Over breakfast at NCS last July, Debra Higgs Strickland told me about Different Visions: A Journal of New Perspectives on Medieval Art. Web-based, open access, and peer reviewed, the journal presents an important new forum for theory-savvy medieval studies. Because it is electronic, Different Visions can also afford to be image-rich. Matthew Gabriel points out that the first issue is up. The journal's mission statement pretty much speaks for itself:
What a valuable addition to the electronic publishing landscape ... as well as to medieval studies more generally. The first issue contains essays from Kathleen Biddick, Madeline Caviness, and many others.
Different Visions: A Journal of New Perspectives on Medieval Art is a web-based, open-access, peer-reviewed annual, devoted to progressive scholarship on medieval art. Different Visions seeks to fill a significant gap in current publishing venues by featuring articles employing contemporary postmodern and poststructuralist theoretical frameworks to examine medieval visual culture. Authors are encouraged to explore the application of such approaches as feminist and gender analysis, historiography, semiotics, post colonialism and queer theory to works produced during the period from the fourth through the fifteenth century. The journal will also consider essays on medieval visual culture that emerge from multiple disciplinary perspectives.
Different Visions offers a central publication to serve authors and readers interested in the full gamut of medieval objects and in contemporary critical theory. The journal covers the entire range of visual culture—architecture, manuscripts, sculpture, stained glass, and portable arts—and accepts articles about Byzantine and Islamic cultures as well as central, eastern and western Europe. Its electronic format provides a low-cost delivery, allowing Different Visions to avoid a subscription charge and permits more illustrations at less expense than standard print media. It also offers new opportunities for such innovative features as audio clips and virtual tours of monuments.

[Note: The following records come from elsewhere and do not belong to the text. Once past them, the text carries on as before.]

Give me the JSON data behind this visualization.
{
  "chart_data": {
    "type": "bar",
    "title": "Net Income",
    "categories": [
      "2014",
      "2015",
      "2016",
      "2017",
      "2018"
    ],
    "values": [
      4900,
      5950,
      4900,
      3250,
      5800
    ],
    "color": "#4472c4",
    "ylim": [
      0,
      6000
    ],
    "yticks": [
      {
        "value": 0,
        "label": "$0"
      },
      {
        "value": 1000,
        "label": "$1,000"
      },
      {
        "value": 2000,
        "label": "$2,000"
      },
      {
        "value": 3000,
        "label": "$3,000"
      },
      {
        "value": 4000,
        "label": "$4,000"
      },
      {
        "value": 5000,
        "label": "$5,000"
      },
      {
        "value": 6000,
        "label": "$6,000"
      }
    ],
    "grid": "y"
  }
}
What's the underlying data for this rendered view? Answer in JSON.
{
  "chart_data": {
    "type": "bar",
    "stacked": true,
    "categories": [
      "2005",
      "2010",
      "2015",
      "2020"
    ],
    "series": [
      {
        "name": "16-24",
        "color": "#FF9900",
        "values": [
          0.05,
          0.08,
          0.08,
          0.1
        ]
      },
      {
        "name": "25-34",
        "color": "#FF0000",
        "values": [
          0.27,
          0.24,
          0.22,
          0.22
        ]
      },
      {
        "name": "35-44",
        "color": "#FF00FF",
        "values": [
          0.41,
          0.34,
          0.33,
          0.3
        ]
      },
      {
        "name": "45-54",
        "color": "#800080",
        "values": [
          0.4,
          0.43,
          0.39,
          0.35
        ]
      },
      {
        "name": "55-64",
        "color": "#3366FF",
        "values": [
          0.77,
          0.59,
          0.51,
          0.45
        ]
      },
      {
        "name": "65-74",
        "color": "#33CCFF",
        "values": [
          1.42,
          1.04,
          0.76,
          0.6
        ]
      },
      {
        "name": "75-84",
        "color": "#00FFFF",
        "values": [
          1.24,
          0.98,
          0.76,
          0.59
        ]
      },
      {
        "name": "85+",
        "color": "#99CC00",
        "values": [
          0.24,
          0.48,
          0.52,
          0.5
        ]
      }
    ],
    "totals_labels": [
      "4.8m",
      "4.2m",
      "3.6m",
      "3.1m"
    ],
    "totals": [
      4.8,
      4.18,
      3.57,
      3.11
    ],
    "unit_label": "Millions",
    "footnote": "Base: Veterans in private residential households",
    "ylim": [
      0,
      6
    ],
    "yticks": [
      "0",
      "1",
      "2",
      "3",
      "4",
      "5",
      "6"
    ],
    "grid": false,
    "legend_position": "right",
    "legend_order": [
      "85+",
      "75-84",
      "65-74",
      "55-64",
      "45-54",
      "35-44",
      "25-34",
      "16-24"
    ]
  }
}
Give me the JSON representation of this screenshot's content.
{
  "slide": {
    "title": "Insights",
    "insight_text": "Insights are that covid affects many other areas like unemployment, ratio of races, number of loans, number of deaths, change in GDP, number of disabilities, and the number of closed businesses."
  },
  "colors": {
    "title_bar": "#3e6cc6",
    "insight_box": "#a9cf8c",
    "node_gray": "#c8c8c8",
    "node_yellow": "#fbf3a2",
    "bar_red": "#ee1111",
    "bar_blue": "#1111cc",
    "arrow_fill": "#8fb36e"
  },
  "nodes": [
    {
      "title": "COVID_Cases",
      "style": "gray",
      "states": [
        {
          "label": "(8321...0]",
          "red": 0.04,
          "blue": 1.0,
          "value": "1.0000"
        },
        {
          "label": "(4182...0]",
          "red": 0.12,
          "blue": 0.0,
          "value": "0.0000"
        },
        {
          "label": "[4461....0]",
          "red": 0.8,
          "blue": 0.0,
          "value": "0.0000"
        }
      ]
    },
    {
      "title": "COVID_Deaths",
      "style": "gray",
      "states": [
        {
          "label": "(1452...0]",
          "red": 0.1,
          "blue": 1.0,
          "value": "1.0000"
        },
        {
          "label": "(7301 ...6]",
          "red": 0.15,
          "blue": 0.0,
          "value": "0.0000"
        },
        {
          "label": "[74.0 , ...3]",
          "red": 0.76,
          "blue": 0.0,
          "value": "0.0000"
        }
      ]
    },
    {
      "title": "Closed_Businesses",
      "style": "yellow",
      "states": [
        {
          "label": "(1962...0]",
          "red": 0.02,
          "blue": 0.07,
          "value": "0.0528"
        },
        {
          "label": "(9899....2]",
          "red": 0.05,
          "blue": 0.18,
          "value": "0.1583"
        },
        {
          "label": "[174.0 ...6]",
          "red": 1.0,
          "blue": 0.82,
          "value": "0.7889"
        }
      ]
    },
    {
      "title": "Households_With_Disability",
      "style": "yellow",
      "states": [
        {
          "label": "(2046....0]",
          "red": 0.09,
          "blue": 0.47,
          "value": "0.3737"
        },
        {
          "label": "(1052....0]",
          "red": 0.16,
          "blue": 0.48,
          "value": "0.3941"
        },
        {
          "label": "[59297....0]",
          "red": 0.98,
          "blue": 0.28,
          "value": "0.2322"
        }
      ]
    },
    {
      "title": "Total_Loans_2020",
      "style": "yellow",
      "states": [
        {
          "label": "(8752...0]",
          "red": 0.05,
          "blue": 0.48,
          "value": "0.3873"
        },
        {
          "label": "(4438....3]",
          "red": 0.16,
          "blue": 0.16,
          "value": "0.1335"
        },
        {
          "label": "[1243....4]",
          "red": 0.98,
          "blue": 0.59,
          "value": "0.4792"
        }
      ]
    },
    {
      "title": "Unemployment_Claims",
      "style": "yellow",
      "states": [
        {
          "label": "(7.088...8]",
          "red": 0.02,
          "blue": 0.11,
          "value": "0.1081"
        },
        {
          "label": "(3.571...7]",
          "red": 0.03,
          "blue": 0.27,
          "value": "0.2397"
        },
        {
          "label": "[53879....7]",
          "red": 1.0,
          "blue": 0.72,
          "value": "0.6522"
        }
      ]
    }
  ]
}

I've known about this journal for some time now, ever since Kathleen Biddick told me about it. It looks fantastic. I would point out, too, that the second issue of the journal is going to be on "monstrosity" and will be edited by Asa Simon Mittmann and Debra Higgs Strickland, based on the papers given at Leeds this past summer on the four panels Asa and Debra organized on "the unnatural world," and this also means I am finally getting to publish part of my now booklength Guthlac project [yay].